Parmi les ministères épinglés dans le dossier, figure celui des Finances et du Budget qui a bénéficié d’un Fonds de Riposte et de Solidarité contre les effets du Covid. Sa mission est la suivante : financer les dépenses liées à la lutte contre la pandémie et soutenir les secteurs d’activités affectés par ladite pandémie. Il comprend deux organes, à savoir, un Conseil stratégique et un Comité technique. Mais, comme par hasard, le Conseil stratégique chargé de définir les orientations de ce Fonds de riposte ne s’est jamais réuni et le comité technique n’a jamais fonctionné.
Autre ministère épinglé est celui de la Santé et de l’Action Sociale. Parlant du Ministère de la Santé et de l’Action Sociale (MSAS), la Cour des Comptes ne décolère pas. « La Cour relève l’absence d’un dispositif de contrôle interne spécifique mis en place dans le
cadre de la lutte contre la COVID-19. Cette situation est à l’origine de plusieurs insuffisances dont le défaut de justification des fonds gérés au niveau déconcentré et la non-production de pièces justificatives des avances de fonds reçues par des directions centrales et les régions médicales. De plus, aucune mission de contrôle interne n’a été effectuée en 2020 et en 2021 afin de s’assurer de la régularité des opérations budgétaires et financières effectuées par les structures du MSAS ayant bénéficié de ressources COVID-19 de la DAGE », révèle le rapport. Pire, contacté par la Cour, le Ministère de la Santé n’a pas voulu fournir des explications.
Autre ministère épinglé est celui de l’Economie, du Plan et de la Coopération qui a été un acteur central du dispositif de préparation et de pilotage stratégique de la lutte contre la pandémie. Il est reproché à ce ministère qui a reçu plusieurs milliards de FCFA de n’avoir produit aucun rapport pour évaluer les forces et les faiblesses des activités qu’elles ont déroulées durant la pandémie.
Les fonds alloués à ces ministères sont évalués à plusieurs milliards de FCFA. Par exemple, pour ce qui est du ministère de la Santé, les chiffres parlent d’eux-mêmes. « Le montant global des ressources allouées en 2020 et 2021 aux régions médicales, hôpitaux, et
directions et services du MSAS, est de 5,93 milliards de FCFA dont 3 275 715 403 FCFA pour la région de Dakar, soit 55,24%. Suivent les régions de Thiès et de Diourbel avec, respectivement, 368 162 250 FCFA et 361 008 600 FCFA. Celle de Kaolack a le taux de financement le plus faible avec 9,14% », renseigne la Cour des Comptes.
Et ce n’est pas tout.

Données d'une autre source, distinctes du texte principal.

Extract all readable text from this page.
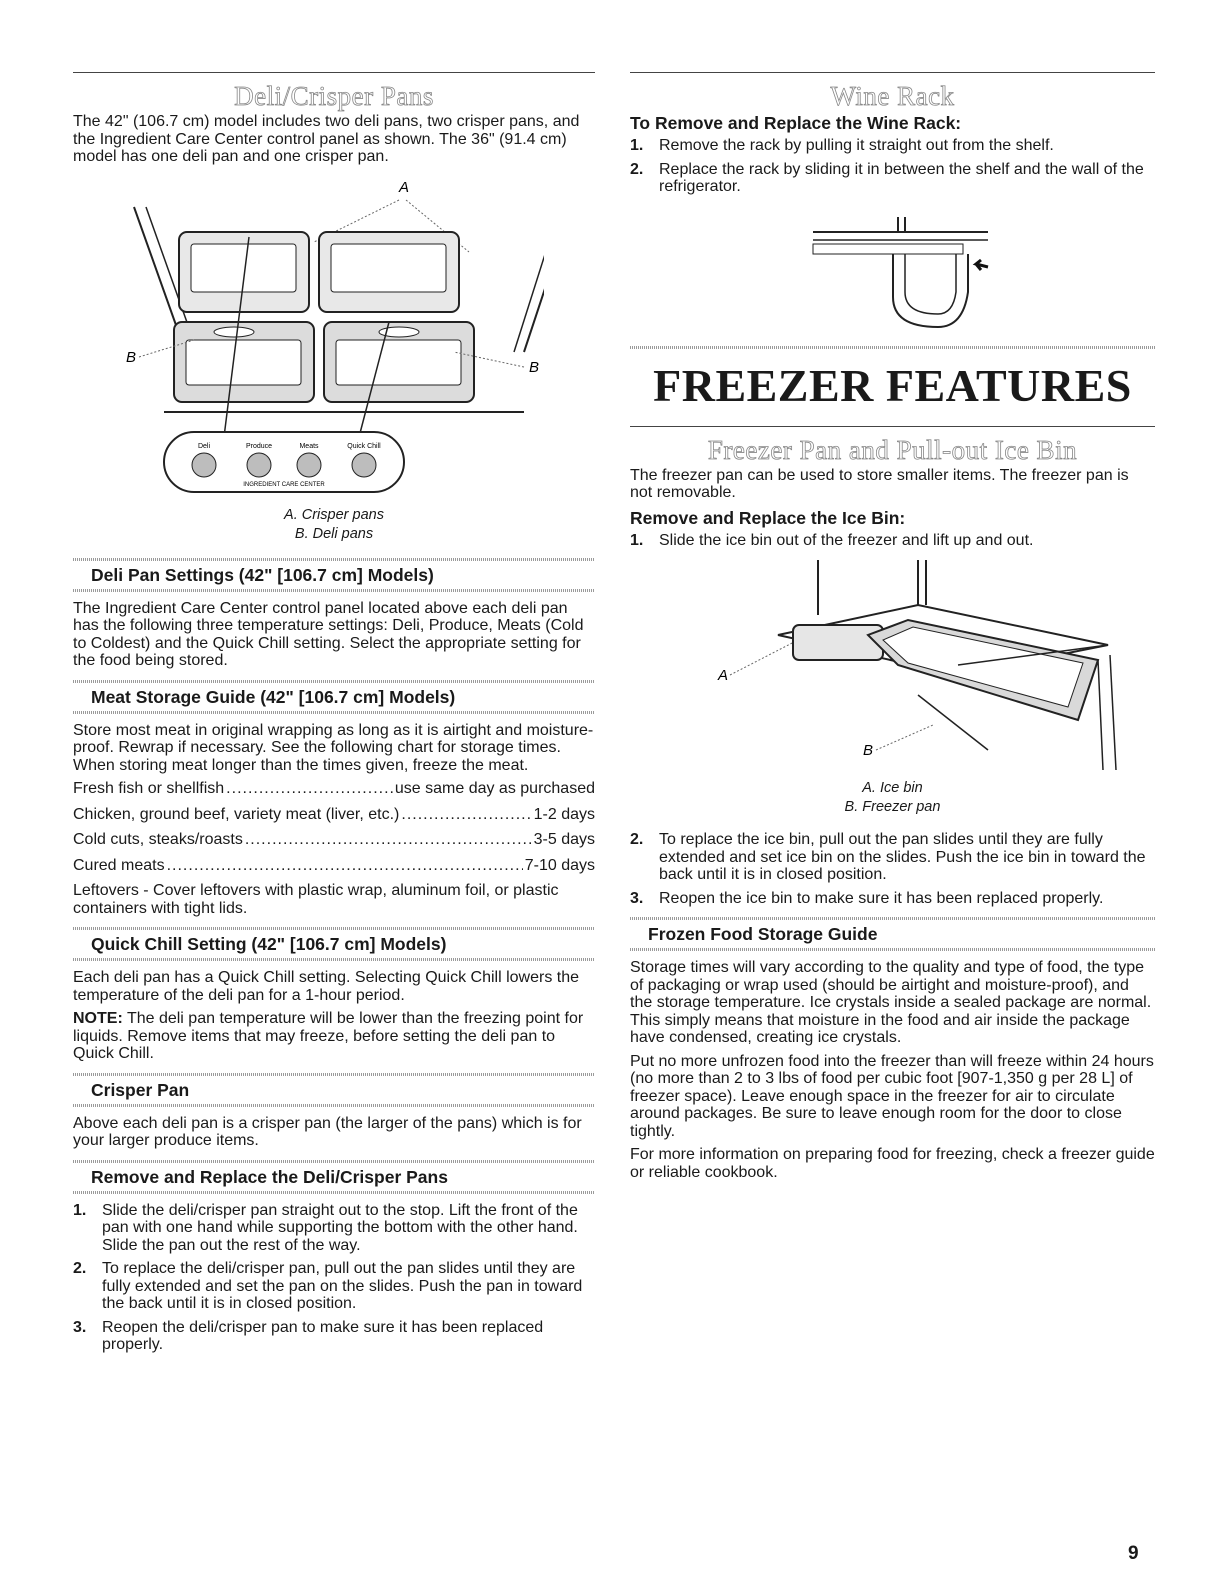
Deli/Crisper Pans

The 42" (106.7 cm) model includes two deli pans, two crisper pans, and the Ingredient Care Center control panel as shown. The 36" (91.4 cm) model has one deli pan and one crisper pan.

A
B
B
Deli	Produce	Meats	Quick Chill
INGREDIENT CARE CENTER
A. Crisper pans
B. Deli pans
Deli Pan Settings (42" [106.7 cm] Models)

The Ingredient Care Center control panel located above each deli pan has the following three temperature settings: Deli, Produce, Meats (Cold to Coldest) and the Quick Chill setting. Select the appropriate setting for the food being stored.

Meat Storage Guide (42" [106.7 cm] Models)

Store most meat in original wrapping as long as it is airtight and moisture-proof. Rewrap if necessary. See the following chart for storage times. When storing meat longer than the times given, freeze the meat.

Fresh fish or shellfish .....	use same day as purchased
Chicken, ground beef, variety meat (liver, etc.) .....	1-2 days
Cold cuts, steaks/roasts .....	3-5 days
Cured meats .....	7-10 days

Leftovers - Cover leftovers with plastic wrap, aluminum foil, or plastic containers with tight lids.

Quick Chill Setting (42" [106.7 cm] Models)

Each deli pan has a Quick Chill setting. Selecting Quick Chill lowers the temperature of the deli pan for a 1-hour period.

NOTE: The deli pan temperature will be lower than the freezing point for liquids. Remove items that may freeze, before setting the deli pan to Quick Chill.

Crisper Pan

Above each deli pan is a crisper pan (the larger of the pans) which is for your larger produce items.

Remove and Replace the Deli/Crisper Pans
1. Slide the deli/crisper pan straight out to the stop. Lift the front of the pan with one hand while supporting the bottom with the other hand. Slide the pan out the rest of the way.
2. To replace the deli/crisper pan, pull out the pan slides until they are fully extended and set the pan on the slides. Push the pan in toward the back until it is in closed position.
3. Reopen the deli/crisper pan to make sure it has been replaced properly.
Wine Rack
To Remove and Replace the Wine Rack:
1. Remove the rack by pulling it straight out from the shelf.
2. Replace the rack by sliding it in between the shelf and the wall of the refrigerator.
FREEZER FEATURES
Freezer Pan and Pull-out Ice Bin

The freezer pan can be used to store smaller items. The freezer pan is not removable.

Remove and Replace the Ice Bin:
1. Slide the ice bin out of the freezer and lift up and out.
A
B
A. Ice bin
B. Freezer pan
2. To replace the ice bin, pull out the pan slides until they are fully extended and set ice bin on the slides. Push the ice bin in toward the back until it is in closed position.
3. Reopen the ice bin to make sure it has been replaced properly.
Frozen Food Storage Guide

Storage times will vary according to the quality and type of food, the type of packaging or wrap used (should be airtight and moisture-proof), and the storage temperature. Ice crystals inside a sealed package are normal. This simply means that moisture in the food and air inside the package have condensed, creating ice crystals.

Put no more unfrozen food into the freezer than will freeze within 24 hours (no more than 2 to 3 lbs of food per cubic foot [907-1,350 g per 28 L] of freezer space). Leave enough space in the freezer for air to circulate around packages. Be sure to leave enough room for the door to close tightly.

For more information on preparing food for freezing, check a freezer guide or reliable cookbook.

9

Dans son rapport, la Cour relève des surfacturations qui s’apparentent clairement à du détournement de fonds publics. Les contrôleurs disent avoir relevé une surfacturation de plus de 2,7 milliards de FCFA sur le prix du riz acheté et distribué aux populations les plus démunis pendant le confinement. Elle pointe aussi une surfacturation des gels hydroalcooliques. Selon le rapport, 19 milliards de FCFA ont également été alloués à des dépenses sans lien avec le Covid-19. Par exemple, l’achat de bacs de fleurs par le ministère de l’Urbanisme.
Nul besoin d’aller plus loin dans cette histoire. Celles et ceux qui liront le rapport tireront leurs propres conclusions. Mais, la question que l’on se pose est celle de savoir pourquoi la justice sénégalaise refuse catégoriquement de réagir. Cette question est d’autant plus pertinente que cette même justice agit avec une célérité impressionnante lorsque des opposants sont accusés d’avoir commis des délits.
Et les exemples sont légion. En tout cas, le contexte actuel semble être notre meilleur juge. Suivez mon regard!